5 keys to a killer data lake:

  1. Align to Corporate Strategy:  Innovation initiatives are doomed to failure when not aligned with corporate strategy.
  2. Solid Data Integration Strategy: The tools you used yesterday may not support the requirements of tomorrows modern data architectures.
  3. Modern Big Data Onboarding Process:  Manage a changing array of data sources, establish repeatable process at scale, and maintain governance and control over the process.
  4. Embrace New Data Management Practices: Leverage design patterns and usage models that support modern data architectures.  Apply analytics to all data.
  5. Operationalize Machine Learning Models: Remove bottlenecks. Empower teams of data scientists, engineers and analysts to train, tune, test and deploy predictive and other advanced models.


It’s important to align goals for your data lake with the business strategy of the organization you’re working to support. Understanding the larger operational context will help you identify potential road-blocks, articulate the project’s value within the organization, and gain executive buy-in.

Business strategies tend to revolve around concepts like business acceleration, operational efficiency, and security.  Will your data infrastructure help the organization gain a better understanding of your customer, maximize profits, or develop new products? Will it help to cut costs, modernize your data architecture, apply emerging IoT techniques, mitigate risk and adhere to compliance standards?

align data lake with business strategy

Knowing that you’re doing the right things, and why you’re doing them, is crucial. Take the right precautions, consider your value add. All of these solutions roll up to bigger strategic organizational goals.


While the term “big data” is relatively new, the process of collecting and storing large amounts of data for future analysis is old hat. Today, newer integration strategies, approaches and technologies are needed to deal with the unprecedented volume, velocity and variety of the data coming in. And if you don’t have a solid data integration strategy, the potential value of most of that data will never be realized. There just isn’t enough time to process it, prepare it, and analyze it using traditional methods and tools.

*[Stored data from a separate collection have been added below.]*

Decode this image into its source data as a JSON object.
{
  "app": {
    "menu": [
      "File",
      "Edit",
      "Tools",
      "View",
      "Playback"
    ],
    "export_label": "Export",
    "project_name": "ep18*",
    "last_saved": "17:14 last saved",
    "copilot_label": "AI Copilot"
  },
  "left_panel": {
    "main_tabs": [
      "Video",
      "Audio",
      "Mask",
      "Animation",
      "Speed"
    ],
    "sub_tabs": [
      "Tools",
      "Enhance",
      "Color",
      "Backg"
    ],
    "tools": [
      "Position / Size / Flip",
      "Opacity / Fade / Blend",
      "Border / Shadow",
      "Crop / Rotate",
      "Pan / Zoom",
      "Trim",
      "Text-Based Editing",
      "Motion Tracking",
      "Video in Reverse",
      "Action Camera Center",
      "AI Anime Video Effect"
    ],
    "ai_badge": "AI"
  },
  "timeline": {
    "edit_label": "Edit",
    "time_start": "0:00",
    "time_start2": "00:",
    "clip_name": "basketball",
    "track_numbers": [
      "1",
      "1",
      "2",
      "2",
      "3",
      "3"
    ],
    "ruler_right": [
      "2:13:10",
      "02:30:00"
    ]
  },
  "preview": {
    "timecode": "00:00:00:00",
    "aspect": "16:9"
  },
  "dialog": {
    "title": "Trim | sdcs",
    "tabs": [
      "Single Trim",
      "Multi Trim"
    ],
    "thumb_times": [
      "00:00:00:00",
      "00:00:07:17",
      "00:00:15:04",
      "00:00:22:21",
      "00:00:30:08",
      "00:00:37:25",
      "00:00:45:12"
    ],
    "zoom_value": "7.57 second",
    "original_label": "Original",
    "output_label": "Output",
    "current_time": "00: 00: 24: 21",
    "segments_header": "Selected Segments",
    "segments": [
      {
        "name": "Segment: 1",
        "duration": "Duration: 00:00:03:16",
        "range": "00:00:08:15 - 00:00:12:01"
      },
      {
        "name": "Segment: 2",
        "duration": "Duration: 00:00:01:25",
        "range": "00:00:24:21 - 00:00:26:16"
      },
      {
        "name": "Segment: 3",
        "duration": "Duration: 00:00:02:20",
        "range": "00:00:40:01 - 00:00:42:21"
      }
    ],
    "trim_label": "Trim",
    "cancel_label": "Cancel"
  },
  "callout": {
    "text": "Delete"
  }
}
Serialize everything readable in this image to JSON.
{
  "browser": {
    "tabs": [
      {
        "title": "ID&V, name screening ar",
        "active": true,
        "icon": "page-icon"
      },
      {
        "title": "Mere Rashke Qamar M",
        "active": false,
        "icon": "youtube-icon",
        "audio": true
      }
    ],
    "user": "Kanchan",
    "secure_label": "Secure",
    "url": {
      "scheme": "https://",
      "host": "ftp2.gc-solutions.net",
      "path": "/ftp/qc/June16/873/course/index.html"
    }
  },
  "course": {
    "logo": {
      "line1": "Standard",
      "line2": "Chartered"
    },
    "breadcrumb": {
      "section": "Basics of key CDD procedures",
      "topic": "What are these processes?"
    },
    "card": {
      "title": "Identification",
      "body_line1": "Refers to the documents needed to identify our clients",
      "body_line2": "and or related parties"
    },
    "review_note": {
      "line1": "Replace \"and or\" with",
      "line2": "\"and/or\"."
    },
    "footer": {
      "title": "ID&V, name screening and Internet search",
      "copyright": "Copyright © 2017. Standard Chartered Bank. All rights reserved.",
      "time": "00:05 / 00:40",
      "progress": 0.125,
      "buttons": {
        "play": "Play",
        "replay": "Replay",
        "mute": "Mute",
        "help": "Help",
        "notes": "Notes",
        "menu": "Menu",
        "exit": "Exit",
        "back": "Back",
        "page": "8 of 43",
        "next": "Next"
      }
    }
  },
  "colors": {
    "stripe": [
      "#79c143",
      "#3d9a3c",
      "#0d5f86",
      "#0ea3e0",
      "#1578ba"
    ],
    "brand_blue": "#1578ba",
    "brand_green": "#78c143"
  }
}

In recent years, MapReduce was the execution engine we relied upon for Hadoop. Today, we have Spark for running large-scale data analytics applications. Soon, other options, like Apache Flink, will become more prevalent. So, as you consider your integration strategy, think about the adaptability of your technology investments. For example, will you be able to easily replace the execution engine you currently use to power your data integration and analytics in the future without significant resources and expense? Are your current tools flexible enough to handle changes to security, data governance, and data management processes? It is imperative that your processes are up to date to safeguard your organization? Can your systems successfully capture and manage vast volumes of metadata? Keep in mind that metadata in a big data context is different than what we’re used to with data warehousing. It’s raw, unclean, yet provides more insight into context.

You’ll also want to rethink how you use and deploy your metadata. Be sure to stay on top of best practices in metadata management as the landscape is constantly evolving. Understand that as your data moves through the analytic data pipeline, it’ll pass through places where we put data to work.  Places like data warehouses, staging areas, and data lakes, are used to enable the analytics process.  Along the way, the data is cleansed, transformed, blended, visualized and analyzed, among other things (ref Image below). The key is not merely performing and managing those things, but automating those actions, so that the process is streamlined and the overall performance is significantly improved.  Without automation, we cannot operate at big data scale.

analytic data pipeline

Data warehouses, staging areas, and data lakes are merely landing zones within data pipeline. Data moves through the data lake and continues on to be blended with other data, visualized and ultimately used in machine learning models.


Data lakes get filled in a lot of ways. Sometimes data is ingested en masse, and other times it’s trickle fed. Either way, you must have a mechanism in place that enables you to not only ingest the data, but also to understand what it’s comprised of. Modern data onboarding is more than connecting and loading. The key is to enable and establish repeatable processes that simplify the process of getting data into the data lake, regardless of data type, data source or complexity – while maintaining an appropriate level of governance.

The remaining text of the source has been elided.